Thursday, 25 August 2016

I Am Not My Hair

Growing up as the son of a hairdresser I spent too much time as a kid sitting bored during holiday season or after school as finished in a quiet corner of the salon so as an adult the last place I want to spend any time at all is the hairdressers or barbers. I want to get in and, as little time sitting waiting for my name to be called and having my head in front of the mirror as possible

Not much in the way of chit chat, or small talk. No fussing, no running a hand through my hair looking into my eyes through the mirror reflection and asking me whether I want it this way or that. I'm happiest when there is no wait, and they just get down to it, spray my greasy hair with water, ignore any instructions I may have because quite frankly beyond getting rid of that annoying bit at the back that curls up when its getting too long I don't really know anyway. I'm quite happy if the barber just treats my head like its the Australian Sheep-shearing championship, scissors, comb, shoves my head from side to side, snip, snip, snip, done.

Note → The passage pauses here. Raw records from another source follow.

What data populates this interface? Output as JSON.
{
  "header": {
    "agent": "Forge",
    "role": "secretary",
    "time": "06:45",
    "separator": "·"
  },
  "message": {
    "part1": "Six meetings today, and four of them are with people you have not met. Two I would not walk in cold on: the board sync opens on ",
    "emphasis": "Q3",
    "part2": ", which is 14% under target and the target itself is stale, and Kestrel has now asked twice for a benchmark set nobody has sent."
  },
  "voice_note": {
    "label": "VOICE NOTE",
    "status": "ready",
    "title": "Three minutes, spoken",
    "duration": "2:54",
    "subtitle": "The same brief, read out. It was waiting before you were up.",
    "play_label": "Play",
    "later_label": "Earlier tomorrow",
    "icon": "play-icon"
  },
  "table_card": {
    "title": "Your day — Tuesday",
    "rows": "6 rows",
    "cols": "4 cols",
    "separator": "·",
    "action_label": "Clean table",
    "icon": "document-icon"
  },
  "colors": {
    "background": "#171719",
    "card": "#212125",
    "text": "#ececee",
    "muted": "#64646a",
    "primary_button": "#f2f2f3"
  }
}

And yet dispute all this being true for me, there is a part of me that walks past strangers in the street and sees amazing hair on a daily basis and has a little bit of envy, not jealousy as such (because I'm way to lazy for that) but more awe. Some people seem to have hair that is like an extension of their character and personality, and others can rock having no hair. And then there is me washing mine with cheap shampoo and wondering why it feel likes straw afterwards and not caring enough to change it, as long as its not starting to curl up at the back – because then it has to come off.

Maybe I should start a new photo project and capture some of that wonderful hair out there, now that would be irony - something Mr I've spent so much time avoiding any interest in turning full circle to his roots.